Open koute opened 1 year ago
it also makes no sense for me, but i am no lawyer. but hey, i am happy with libre base model c: thank you stabilityAI
(I am not a lawyer, this is not legal advice, consult a real lawyer before making decisions, this is just my personal thought)
Scale matters a lot when considering dataset usage rights. The base model is trained on a massive scale mix of content such that it doesn't really directly retain much content from any one individual source (ie in theory the license doesn't matter much). The finetune is directly on top of a small section of entirely-license-restricted content (ie the model will directly retain information from the licensed content, thus the license must be matched appropriately).
As another way of thinking about it: Imagine an artist/author/whatever human creative. If that person looks at some copyright worked and copies from it directly, they're violating that copyright. However that same person has also been through a lifetime of looking at copyrighted works that have undoubtedly influenced their creative thought, but when they sit down and make something original (a work derivative of the mix of ideas in their head, many of which originate from copyright-restricted works), their new work is not subject to prior copyrights, it is considered their own work.
CC Non Commercial means it cannot be packaged in Debian, due to the non commercial restriction:
https://github.com/celery/celery/issues/2890
Could you re-release it under a copyleft license if you want users that modify it to republish their changes?
And what is the dataset used the training?
@zoobab View the readme @ https://github.com/Stability-AI/StableLM#models for dataset info. More detail will be published soon.
I don't think a ten gig+ model file is fit to be packaged natively into Debian anyway? The actual relevant source code to run LLMs is separately maintained and separately licensed. It's just the models that have license info in this repository, and it's only the Instruct-finetune that's non-commercial, which has to be licensed that way due to the dataset used for the Instruct finetuning.
Future revisions of the instruct-finetune might use a different dataset and thus have a different license.
The license of the finetuned checkpoints currently makes no sense.

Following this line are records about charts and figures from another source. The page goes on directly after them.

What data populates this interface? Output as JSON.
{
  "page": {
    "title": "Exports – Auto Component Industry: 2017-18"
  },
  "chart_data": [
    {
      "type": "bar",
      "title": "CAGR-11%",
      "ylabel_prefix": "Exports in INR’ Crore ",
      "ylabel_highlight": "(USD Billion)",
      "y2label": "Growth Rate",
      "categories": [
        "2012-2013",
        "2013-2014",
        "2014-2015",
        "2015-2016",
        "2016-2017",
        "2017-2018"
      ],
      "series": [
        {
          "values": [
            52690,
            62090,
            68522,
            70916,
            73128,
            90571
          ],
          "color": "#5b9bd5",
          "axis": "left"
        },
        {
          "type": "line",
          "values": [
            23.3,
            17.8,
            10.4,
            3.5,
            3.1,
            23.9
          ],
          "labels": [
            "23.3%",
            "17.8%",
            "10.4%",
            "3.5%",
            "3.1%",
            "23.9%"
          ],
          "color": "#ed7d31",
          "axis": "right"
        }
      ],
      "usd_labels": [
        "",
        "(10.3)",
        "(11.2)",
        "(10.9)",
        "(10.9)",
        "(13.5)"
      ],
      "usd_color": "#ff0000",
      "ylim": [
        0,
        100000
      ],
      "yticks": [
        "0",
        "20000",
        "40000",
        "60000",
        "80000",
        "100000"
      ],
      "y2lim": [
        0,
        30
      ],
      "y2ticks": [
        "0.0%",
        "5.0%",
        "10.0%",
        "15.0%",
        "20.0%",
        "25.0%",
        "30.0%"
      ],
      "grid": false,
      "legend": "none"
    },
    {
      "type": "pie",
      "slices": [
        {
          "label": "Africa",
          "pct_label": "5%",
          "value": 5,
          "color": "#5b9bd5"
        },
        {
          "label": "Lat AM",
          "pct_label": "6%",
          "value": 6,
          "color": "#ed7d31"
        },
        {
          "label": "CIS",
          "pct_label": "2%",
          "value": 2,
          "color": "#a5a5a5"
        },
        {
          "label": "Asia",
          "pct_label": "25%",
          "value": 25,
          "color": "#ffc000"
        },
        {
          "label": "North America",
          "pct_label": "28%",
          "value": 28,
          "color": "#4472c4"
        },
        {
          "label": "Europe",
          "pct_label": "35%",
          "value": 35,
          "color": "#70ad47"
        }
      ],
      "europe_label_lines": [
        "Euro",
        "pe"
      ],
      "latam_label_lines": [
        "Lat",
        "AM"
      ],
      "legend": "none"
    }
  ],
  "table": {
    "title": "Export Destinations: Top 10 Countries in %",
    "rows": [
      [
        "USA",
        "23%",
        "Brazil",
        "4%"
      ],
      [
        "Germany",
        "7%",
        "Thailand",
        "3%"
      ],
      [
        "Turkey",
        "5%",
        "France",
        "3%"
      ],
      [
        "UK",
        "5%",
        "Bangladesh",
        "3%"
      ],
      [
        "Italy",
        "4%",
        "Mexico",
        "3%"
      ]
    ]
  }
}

The base model was almost certainly trained on a ton of unlicensed all-rights-reserved data. In particular, the README says that it was trained on a dataset derived from the Pile, which includes ~100GB of commercial (some might say "pirated") ebooks (the Books3 dataset). And yet this model is licensed under CC BY-SA.
The finetuned model was trained on data which is under a less restrictive license (CC BY-NC, which is less restrictive than "all rights reserved") and yet suddenly the model has to follow the license of the data that was used for training?
This makes no sense. If training on unlicensed/all-rights-reserved data and releasing that model under an arbitrary license is OK then training it on less restrictive CC BY-NC data and releasing it under an arbitrary license is OK too. Alternatively, if the model has to follow the license of the data on which it was trained on then the base model has to be taken down as it was trained on all-rights-reserved data for which you had no license.